– Ее это тоже позабавило.
– Но раз ты говорил об аде, то должен был упомянуть и о рае, – сказала я. – Ты всегда можешь просто рассказать притчу. Взять тот отрывок из Матфея. О Царстве Небесном.
– Я сам его толком не понимаю.
– А у меня ощущение смутное, но более неотложное, – решительно произнесла я, – мы должны поесть. После станет легче думать. Мне ли не знать, я почти ничего не ела за чаем.
Я встала и подняла с пола трость. Взгляд ее гранатовых глаза впился в меня, когда я протянула руку, чтобы помочь ему встать. Он покачал головой, отказываясь от моей помощи, но трость взял и, кряхтя, поднялся.
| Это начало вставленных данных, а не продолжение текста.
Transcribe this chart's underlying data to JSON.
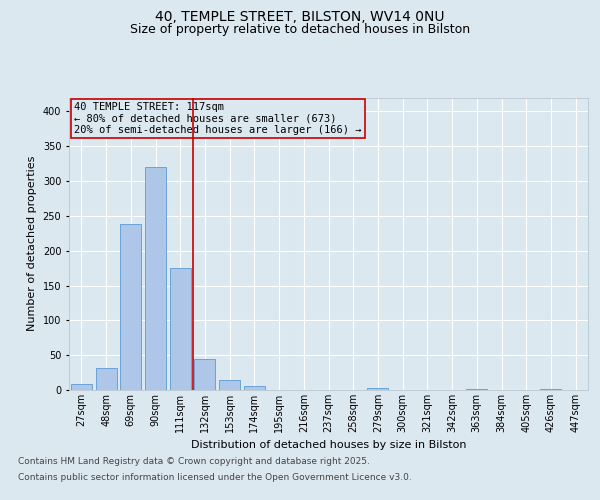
{
  "title_line1": "40, TEMPLE STREET, BILSTON, WV14 0NU",
  "title_line2": "Size of property relative to detached houses in Bilston",
  "xlabel": "Distribution of detached houses by size in Bilston",
  "ylabel": "Number of detached properties",
  "categories": [
    "27sqm",
    "48sqm",
    "69sqm",
    "90sqm",
    "111sqm",
    "132sqm",
    "153sqm",
    "174sqm",
    "195sqm",
    "216sqm",
    "237sqm",
    "258sqm",
    "279sqm",
    "300sqm",
    "321sqm",
    "342sqm",
    "363sqm",
    "384sqm",
    "405sqm",
    "426sqm",
    "447sqm"
  ],
  "values": [
    8,
    31,
    238,
    320,
    175,
    45,
    15,
    6,
    0,
    0,
    0,
    0,
    3,
    0,
    0,
    0,
    1,
    0,
    0,
    1,
    0
  ],
  "bar_color": "#aec6e8",
  "bar_edgecolor": "#5b9bd5",
  "vline_x_index": 4,
  "vline_color": "#cc0000",
  "annotation_text": "40 TEMPLE STREET: 117sqm\n← 80% of detached houses are smaller (673)\n20% of semi-detached houses are larger (166) →",
  "annotation_box_edgecolor": "#cc0000",
  "background_color": "#dce8f0",
  "ylim": [
    0,
    420
  ],
  "yticks": [
    0,
    50,
    100,
    150,
    200,
    250,
    300,
    350,
    400
  ],
  "footer_line1": "Contains HM Land Registry data © Crown copyright and database right 2025.",
  "footer_line2": "Contains public sector information licensed under the Open Government Licence v3.0.",
  "grid_color": "#ffffff",
  "title_fontsize": 10,
  "subtitle_fontsize": 9,
  "axis_label_fontsize": 8,
  "tick_fontsize": 7,
  "annotation_fontsize": 7.5,
  "footer_fontsize": 6.5
}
Лаон держался на ногах до того нетвердо, что я даже подумала: «Не пьян ли?»
Я распахнула дверь часовни и прямо на пороге обнаружила тяжелый от жареного мяса и пирога поднос.
– Саламандра, разумеется, – пробормотал Лаон, читая записку. – Как всегда.
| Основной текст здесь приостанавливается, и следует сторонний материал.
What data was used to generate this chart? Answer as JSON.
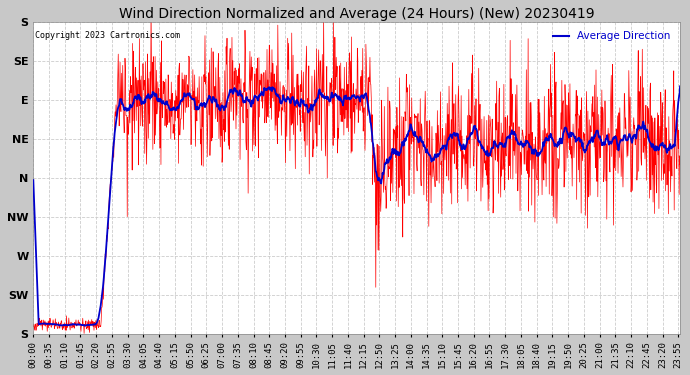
{
  "title": "Wind Direction Normalized and Average (24 Hours) (New) 20230419",
  "copyright_text": "Copyright 2023 Cartronics.com",
  "legend_label_avg": "Average Direction",
  "ytick_labels": [
    "S",
    "SE",
    "E",
    "NE",
    "N",
    "NW",
    "W",
    "SW",
    "S"
  ],
  "ytick_values": [
    0,
    45,
    90,
    135,
    180,
    225,
    270,
    315,
    360
  ],
  "ylim_top": 0,
  "ylim_bottom": 360,
  "figure_bg_color": "#c8c8c8",
  "plot_bg_color": "#ffffff",
  "grid_color": "#cccccc",
  "title_color": "#000000",
  "copyright_color": "#000000",
  "avg_line_color": "#0000cc",
  "raw_line_color": "#ff0000",
  "title_fontsize": 10,
  "ytick_fontsize": 8,
  "xtick_fontsize": 6.5,
  "num_points": 1440,
  "x_tick_step_min": 35
}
Мы устроились в крошечном притворе часовни, превратив заваленный бумагами письменный стол в обеденный. Учитывая непродуманность этого сооружения, я гадала, не располагалась ли здесь келья отшельника, в которой замуровали какую-нибудь средневековую даму, давшую обет провести жизнь в одиночестве и непрестанно молиться. В нашей старой церкви была стена, которую отец, поддразнивая нас, называл останками такой вот варварской тюрьмы и спрашивал, не желает ли кто-нибудь вкусить уединения.
– По крайней мере, здесь нас не подслушают, – сказал Лаон.
– А те птицы снаружи, – вспомнила я призрачных созданий с волочившимися по земле длинными хвостами, – разве они не слушают?
– О, птицы хуже прочих, но они не… – он нахмурился.
– Совсем рядом. Во дворе.
Лаон пожал плечами, потом вздохнул, потер глаза тыльной стороной ладони и сдался:
– Неважно. Я, наверное, не обратил внимания.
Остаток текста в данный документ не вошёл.